Any of their releases are as much albums as they are decrees, presented as enlightenment for the wayward that no, THIS is how the job is to be done. I know not whether the current field of slam has invoked their ire or not, but I suppose it must have done, for here we are at the cusp of another declaration from on high. The knuckles are cracked, the neck rolled, and the game set for another lesson in slam supremacy. We have fallen amiss of the true path, and now Internal Bleeding have returned to set us right once more. How, then, does the instruction proceed?

It’s immediately apparent upon pressing “play” that the band considered leaving you with a few teeth left, but ultimately decided “fuck that”. This is essentially the auditory equivalent of jumping on a rake. There are eight songs here, and a much more illustrative review than anything I’m likely to manage with words alone would simply be smashing a shovel into your mouth about that many times. The album is truly, madly, deeply pissed off and it’s most thoroughly displeased moments – the ferocious slow-motion curb stomp of 1:15 in “Crown of Insignificance” for example – feel as though it has just started literally raining men and all of them want to kick your ass. This is, to be clear, more of the same work that has characterised their discography for decades now; perhaps an accounting for the rancour might be that they have had to bestow this tutelage so many times before and we have exasperatingly refused to learn. Additionally, through the course of my life I have eaten roughly twelve million hot dogs; they remain as delicious now as they always have been, and I have yet to find myself bemoaning the lack of innovation or development in hot dog manufacture. Voracious Contempt (their debut) came out swinging in 1995, and their current manifestations are exactly as exhilarating as they were 30 years ago.

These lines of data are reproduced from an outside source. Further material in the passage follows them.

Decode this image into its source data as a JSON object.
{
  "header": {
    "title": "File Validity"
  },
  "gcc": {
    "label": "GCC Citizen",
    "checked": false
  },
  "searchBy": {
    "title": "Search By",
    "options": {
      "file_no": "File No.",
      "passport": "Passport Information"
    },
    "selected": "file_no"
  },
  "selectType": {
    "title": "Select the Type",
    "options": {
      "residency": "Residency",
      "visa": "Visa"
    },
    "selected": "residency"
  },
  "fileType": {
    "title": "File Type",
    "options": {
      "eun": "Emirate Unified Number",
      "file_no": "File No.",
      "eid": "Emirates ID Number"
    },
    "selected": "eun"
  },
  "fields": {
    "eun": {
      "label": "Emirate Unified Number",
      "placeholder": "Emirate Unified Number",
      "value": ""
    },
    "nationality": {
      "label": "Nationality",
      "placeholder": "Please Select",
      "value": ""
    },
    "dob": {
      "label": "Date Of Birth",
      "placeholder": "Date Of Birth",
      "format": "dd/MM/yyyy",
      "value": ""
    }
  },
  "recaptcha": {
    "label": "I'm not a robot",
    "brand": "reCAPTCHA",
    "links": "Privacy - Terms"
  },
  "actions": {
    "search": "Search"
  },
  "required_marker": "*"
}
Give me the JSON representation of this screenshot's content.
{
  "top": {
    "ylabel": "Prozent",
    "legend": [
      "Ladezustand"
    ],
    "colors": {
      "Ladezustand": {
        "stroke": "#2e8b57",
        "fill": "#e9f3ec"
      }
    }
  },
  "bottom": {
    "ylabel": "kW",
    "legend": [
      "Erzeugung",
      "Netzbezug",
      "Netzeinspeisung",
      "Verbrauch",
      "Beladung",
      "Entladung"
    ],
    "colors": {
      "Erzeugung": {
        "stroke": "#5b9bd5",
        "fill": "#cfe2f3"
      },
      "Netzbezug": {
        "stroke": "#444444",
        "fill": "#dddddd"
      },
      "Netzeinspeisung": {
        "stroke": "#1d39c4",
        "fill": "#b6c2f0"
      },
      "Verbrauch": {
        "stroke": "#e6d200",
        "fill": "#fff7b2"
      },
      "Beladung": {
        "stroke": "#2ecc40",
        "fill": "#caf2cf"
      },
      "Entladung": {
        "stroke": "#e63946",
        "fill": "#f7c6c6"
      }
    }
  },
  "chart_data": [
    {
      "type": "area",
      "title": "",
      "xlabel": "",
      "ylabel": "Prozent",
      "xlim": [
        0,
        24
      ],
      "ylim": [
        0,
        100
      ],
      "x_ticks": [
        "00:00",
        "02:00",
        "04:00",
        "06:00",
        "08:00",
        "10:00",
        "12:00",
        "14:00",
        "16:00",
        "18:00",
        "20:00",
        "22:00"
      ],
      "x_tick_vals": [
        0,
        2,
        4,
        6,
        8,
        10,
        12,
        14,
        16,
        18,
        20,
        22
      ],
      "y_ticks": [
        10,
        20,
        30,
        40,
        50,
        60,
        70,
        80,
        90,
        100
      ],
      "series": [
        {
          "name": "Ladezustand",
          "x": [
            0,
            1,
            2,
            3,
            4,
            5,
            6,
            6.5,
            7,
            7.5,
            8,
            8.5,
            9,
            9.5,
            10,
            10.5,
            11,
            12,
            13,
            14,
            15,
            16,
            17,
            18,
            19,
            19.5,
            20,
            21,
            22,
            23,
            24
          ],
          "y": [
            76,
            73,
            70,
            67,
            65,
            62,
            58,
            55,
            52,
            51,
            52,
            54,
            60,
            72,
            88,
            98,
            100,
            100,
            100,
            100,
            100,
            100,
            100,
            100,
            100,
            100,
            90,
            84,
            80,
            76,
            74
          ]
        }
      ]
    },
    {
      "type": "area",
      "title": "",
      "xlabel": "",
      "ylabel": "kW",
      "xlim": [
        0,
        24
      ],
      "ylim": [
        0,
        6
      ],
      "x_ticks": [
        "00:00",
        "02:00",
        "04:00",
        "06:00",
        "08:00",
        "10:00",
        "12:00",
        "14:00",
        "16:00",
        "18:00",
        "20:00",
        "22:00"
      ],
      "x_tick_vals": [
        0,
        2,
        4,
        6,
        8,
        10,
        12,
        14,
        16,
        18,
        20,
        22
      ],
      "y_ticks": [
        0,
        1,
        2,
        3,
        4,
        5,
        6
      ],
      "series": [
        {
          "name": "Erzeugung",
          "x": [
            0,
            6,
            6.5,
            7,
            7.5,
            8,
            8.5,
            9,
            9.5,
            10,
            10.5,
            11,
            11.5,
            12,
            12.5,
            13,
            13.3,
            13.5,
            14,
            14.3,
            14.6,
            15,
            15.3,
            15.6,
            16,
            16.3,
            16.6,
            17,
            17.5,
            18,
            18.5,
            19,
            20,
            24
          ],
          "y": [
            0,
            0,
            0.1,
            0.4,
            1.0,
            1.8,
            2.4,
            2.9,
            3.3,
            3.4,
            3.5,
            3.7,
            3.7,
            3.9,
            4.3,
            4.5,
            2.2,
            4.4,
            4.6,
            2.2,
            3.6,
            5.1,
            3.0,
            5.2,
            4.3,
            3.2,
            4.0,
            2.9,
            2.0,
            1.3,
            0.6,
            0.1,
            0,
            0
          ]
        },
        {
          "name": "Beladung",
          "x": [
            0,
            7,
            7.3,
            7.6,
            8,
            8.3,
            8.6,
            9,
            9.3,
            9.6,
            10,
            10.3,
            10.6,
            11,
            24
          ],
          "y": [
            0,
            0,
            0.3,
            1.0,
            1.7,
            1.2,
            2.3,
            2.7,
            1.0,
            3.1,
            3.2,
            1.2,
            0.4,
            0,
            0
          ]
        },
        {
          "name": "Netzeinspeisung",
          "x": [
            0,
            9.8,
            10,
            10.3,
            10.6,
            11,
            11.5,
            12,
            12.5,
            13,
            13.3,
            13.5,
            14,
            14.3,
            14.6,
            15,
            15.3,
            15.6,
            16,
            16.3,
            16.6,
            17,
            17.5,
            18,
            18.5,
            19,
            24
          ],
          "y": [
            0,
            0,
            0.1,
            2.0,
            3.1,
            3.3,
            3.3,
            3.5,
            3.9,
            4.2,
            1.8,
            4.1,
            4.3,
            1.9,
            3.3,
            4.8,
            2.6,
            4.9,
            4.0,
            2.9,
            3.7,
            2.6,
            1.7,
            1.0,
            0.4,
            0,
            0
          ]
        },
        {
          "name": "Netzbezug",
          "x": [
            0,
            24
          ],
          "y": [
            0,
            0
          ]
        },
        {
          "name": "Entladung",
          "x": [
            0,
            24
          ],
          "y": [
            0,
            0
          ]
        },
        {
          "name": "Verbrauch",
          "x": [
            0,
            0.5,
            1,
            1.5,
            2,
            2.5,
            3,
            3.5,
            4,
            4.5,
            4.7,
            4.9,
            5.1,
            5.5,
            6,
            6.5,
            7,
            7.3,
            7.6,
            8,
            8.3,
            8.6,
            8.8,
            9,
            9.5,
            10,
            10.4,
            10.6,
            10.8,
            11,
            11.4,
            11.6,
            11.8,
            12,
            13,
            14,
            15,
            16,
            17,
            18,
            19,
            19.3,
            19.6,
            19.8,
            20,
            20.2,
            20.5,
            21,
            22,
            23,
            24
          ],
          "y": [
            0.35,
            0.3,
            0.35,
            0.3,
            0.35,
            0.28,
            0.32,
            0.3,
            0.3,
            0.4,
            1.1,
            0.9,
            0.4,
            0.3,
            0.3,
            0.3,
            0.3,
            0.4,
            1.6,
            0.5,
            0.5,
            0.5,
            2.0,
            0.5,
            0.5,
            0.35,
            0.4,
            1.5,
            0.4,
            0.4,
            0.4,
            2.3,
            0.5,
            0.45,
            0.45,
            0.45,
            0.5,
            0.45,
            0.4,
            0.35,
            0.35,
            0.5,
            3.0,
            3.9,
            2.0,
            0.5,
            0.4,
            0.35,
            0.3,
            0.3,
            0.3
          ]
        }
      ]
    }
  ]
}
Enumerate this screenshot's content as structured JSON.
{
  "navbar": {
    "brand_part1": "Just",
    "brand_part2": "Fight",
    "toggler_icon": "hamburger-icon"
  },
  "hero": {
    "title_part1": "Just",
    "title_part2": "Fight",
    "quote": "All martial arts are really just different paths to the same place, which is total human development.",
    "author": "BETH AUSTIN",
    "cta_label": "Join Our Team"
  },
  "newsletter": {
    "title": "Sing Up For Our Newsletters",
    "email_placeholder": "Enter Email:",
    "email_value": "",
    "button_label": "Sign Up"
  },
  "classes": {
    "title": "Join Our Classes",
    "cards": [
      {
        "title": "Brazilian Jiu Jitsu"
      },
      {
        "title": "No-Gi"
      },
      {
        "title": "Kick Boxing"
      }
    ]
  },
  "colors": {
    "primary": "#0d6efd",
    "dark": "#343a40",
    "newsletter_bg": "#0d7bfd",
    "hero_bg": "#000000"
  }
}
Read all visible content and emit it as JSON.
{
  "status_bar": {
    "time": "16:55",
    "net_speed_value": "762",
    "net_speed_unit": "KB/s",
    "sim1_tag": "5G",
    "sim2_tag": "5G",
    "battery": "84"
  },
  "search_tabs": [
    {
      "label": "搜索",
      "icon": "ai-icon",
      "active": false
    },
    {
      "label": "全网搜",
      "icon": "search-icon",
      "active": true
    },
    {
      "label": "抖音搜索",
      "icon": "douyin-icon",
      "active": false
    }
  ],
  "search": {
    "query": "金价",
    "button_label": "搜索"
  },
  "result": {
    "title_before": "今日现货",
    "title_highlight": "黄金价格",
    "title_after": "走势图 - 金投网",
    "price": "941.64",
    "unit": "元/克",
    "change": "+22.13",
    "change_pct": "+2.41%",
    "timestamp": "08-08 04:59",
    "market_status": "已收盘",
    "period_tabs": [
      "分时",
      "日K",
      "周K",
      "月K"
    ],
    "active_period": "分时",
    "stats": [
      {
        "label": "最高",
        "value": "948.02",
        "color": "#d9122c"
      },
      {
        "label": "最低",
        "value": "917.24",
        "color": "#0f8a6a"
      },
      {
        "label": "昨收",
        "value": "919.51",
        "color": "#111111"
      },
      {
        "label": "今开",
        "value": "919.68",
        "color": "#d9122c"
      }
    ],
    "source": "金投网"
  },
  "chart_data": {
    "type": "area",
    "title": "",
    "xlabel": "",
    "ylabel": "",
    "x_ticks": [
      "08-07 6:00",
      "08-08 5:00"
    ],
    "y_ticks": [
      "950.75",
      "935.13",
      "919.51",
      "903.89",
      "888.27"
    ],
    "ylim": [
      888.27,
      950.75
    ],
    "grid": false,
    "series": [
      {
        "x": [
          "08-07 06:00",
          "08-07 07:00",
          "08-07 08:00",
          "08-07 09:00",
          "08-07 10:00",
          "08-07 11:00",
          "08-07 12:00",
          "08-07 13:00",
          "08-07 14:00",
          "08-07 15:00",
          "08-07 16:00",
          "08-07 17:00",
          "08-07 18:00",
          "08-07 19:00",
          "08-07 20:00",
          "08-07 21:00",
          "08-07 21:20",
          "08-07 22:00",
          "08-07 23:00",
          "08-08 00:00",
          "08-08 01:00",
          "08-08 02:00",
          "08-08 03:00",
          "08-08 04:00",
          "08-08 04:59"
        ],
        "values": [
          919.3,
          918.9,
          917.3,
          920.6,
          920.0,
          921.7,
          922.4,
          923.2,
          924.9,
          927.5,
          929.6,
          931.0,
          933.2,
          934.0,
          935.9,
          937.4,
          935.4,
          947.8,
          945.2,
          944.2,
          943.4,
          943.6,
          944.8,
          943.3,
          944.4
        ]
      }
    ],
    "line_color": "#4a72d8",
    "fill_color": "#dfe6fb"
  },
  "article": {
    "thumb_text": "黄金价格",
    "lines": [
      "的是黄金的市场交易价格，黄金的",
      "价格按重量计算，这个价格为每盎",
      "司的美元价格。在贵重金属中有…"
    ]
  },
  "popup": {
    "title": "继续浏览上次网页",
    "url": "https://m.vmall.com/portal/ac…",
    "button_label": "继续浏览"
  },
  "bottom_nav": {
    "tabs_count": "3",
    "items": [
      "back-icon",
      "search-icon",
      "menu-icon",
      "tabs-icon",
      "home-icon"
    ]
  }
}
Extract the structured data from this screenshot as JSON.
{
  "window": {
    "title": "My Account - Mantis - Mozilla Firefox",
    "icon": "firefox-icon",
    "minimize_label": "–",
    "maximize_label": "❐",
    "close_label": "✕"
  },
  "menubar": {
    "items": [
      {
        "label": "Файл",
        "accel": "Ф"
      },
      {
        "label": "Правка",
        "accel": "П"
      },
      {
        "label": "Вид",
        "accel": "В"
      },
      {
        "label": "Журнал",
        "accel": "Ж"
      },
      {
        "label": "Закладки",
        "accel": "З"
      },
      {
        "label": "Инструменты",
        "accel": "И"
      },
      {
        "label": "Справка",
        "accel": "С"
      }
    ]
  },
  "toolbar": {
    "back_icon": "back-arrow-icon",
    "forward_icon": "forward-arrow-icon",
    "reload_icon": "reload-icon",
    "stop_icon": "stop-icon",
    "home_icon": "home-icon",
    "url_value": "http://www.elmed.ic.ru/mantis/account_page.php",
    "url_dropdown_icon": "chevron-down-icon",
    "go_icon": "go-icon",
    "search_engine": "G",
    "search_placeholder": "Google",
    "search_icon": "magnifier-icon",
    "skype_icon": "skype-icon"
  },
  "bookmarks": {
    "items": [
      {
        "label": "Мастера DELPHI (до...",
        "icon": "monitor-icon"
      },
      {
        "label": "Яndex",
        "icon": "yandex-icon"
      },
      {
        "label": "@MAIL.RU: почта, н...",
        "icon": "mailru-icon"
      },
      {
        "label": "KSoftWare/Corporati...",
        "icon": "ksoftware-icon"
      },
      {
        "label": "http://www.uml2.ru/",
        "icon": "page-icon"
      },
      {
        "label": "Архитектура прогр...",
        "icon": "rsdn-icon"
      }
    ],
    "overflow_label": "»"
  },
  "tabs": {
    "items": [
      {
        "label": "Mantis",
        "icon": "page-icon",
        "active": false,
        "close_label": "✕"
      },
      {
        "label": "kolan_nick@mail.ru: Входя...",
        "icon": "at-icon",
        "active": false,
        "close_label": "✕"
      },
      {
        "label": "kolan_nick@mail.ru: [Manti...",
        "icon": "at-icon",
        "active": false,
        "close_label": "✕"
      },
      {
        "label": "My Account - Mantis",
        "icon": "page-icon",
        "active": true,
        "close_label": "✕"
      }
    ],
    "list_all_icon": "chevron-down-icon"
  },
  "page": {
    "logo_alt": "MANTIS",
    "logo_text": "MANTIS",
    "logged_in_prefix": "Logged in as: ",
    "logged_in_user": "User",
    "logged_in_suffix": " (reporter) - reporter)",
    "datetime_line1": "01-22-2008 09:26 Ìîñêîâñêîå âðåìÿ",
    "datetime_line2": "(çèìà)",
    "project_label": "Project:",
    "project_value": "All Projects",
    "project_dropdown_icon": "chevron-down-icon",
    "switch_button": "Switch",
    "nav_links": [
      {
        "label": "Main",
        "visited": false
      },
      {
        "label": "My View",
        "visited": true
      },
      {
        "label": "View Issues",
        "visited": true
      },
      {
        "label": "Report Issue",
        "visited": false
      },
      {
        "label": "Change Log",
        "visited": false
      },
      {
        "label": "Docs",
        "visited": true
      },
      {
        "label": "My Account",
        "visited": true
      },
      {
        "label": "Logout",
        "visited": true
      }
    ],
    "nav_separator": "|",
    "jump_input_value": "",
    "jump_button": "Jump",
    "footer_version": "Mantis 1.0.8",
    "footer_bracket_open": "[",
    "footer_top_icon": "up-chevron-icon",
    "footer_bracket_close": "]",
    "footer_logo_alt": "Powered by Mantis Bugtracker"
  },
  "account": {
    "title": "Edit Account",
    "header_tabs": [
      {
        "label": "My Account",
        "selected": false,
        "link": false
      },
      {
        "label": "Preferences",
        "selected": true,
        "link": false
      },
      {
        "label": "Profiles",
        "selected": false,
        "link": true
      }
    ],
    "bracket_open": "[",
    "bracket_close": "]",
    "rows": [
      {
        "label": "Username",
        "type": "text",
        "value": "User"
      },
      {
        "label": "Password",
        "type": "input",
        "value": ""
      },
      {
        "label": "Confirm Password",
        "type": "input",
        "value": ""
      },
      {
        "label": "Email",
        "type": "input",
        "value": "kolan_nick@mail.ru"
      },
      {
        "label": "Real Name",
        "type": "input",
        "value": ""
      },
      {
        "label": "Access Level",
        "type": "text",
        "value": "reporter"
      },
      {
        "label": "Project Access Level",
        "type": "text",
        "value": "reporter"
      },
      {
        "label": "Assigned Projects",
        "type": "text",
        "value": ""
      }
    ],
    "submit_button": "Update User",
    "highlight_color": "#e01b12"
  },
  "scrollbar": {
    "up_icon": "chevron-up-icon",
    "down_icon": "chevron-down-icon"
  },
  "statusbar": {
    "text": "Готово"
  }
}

Album Review: Internal Bleeding - Settle All Scores

Some Slam death bands have travelled that far down the sewer that the roots of the style become obscured; not so with Internal Bleeding. In substantial part, this album IS a hardcore release, the sort that morphs a pit into a blender of launched fists and feet as though someone dropped a strobelight into a hall full of epileptic karate enthusiasts.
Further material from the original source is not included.